C: Davranışçılar, tüm insan davranışlarının klasik ya da edimsel koşullanma yoluyla, yani geçmiş deneyimlerden gelen etkiler sonucunda öğrenildiğine inanıyorlardı. Kalıtsal davranışların, içgüdülerin veya kalıtsal davranış eğilimlerinin önemini reddettiler.

S: Davranışçılık alanına büyük katkı sağlayanlar kimlerdi?


C: Davranışçılık alanına başlıca katkıda bulunanlar arasında C. Lloyd Morgan, Ivan Pavlov, Edward Thorndike, John B. Watson ve B.F. Skinner yer almaktadır.

S: Pavlov hangi araştırmaları yürütmüştür?

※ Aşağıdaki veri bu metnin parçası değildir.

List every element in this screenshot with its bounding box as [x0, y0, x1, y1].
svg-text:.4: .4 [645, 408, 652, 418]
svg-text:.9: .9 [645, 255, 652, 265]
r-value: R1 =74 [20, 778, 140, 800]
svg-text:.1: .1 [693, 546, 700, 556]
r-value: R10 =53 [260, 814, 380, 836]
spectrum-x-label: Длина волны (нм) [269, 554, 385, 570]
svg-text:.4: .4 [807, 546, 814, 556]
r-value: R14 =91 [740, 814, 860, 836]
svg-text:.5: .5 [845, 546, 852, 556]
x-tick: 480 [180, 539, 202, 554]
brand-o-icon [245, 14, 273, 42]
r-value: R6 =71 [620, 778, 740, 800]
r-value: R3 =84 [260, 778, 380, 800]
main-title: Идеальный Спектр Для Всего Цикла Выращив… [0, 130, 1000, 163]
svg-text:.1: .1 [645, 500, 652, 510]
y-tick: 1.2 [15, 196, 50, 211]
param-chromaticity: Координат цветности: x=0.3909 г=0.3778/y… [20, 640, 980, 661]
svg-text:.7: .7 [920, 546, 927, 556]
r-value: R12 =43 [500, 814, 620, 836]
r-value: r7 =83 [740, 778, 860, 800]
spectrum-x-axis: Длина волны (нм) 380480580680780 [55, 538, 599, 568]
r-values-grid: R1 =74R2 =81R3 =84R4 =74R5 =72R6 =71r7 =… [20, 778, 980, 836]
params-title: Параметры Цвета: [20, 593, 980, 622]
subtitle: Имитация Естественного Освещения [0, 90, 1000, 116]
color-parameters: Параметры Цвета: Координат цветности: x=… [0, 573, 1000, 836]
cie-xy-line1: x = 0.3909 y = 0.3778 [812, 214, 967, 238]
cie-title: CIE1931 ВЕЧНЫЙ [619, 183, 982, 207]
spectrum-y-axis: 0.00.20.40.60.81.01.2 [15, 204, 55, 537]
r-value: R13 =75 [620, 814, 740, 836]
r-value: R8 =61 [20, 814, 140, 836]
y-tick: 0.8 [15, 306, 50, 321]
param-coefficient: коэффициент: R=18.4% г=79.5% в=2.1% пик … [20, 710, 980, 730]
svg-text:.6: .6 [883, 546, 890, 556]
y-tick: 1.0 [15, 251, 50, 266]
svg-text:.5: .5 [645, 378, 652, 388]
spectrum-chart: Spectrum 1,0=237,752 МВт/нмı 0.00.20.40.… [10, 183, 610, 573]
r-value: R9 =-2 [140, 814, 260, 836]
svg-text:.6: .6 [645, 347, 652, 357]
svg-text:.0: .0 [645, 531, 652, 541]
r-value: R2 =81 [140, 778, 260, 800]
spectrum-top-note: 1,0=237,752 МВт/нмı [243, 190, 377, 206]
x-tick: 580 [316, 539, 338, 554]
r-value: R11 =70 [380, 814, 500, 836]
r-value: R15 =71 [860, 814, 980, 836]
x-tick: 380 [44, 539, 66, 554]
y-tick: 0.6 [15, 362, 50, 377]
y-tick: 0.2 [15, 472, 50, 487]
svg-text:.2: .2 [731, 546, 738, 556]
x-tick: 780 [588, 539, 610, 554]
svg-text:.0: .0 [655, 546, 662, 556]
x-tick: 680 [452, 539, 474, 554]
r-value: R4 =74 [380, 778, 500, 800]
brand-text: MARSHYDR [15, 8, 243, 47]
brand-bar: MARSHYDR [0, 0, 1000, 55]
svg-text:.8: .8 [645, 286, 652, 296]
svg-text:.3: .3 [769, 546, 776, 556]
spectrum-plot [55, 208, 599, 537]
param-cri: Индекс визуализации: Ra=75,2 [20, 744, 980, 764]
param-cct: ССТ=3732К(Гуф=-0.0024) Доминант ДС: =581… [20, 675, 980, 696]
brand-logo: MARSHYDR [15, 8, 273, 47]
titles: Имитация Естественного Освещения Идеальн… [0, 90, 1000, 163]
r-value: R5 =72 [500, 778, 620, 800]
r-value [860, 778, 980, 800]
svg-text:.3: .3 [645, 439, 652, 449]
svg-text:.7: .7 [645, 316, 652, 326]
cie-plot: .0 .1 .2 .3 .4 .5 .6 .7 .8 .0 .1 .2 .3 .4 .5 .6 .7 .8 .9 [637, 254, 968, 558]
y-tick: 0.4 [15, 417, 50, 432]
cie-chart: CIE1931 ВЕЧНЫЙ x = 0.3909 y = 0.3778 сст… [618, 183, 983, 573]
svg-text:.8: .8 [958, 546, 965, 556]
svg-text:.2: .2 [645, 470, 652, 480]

C: Pavlov, köpekleri ve onların doğal salya akıtma, ağızlarında su üretme yeteneklerini kullanarak klasik koşullanmayı araştırdı.

S: Thorndike ve Watson iç gözlemi nasıl görüyordu?


C: Thorndike ve Watson kişinin kendi bilinçli düşüncelerine ve duygularına bakmayı reddettiler ("İçgözlem"). Psikolojiyi deneysel yöntemlerle sınırlamak istediler.

S: Skinner ne tür araştırmalara odaklandı?


C: Skinner'ın araştırmaları esas olarak olumlu pekiştirme (cezalar yerine ödüller) kullanarak davranış şekillendirmeye dayanıyordu.

S: Modern evrimsel psikoloji boş levha önermesine nasıl meydan okudu?


C: Boş levha önermesine, insanların büyüdükten sonra her şeyin öğrenilmesi gereken temiz ve boş bir zihinle doğmak yerine zihinsel deneyim veya bilgi ile doğduklarını öne süren modern evrimsel psikoloji karşı çıkmaktadır.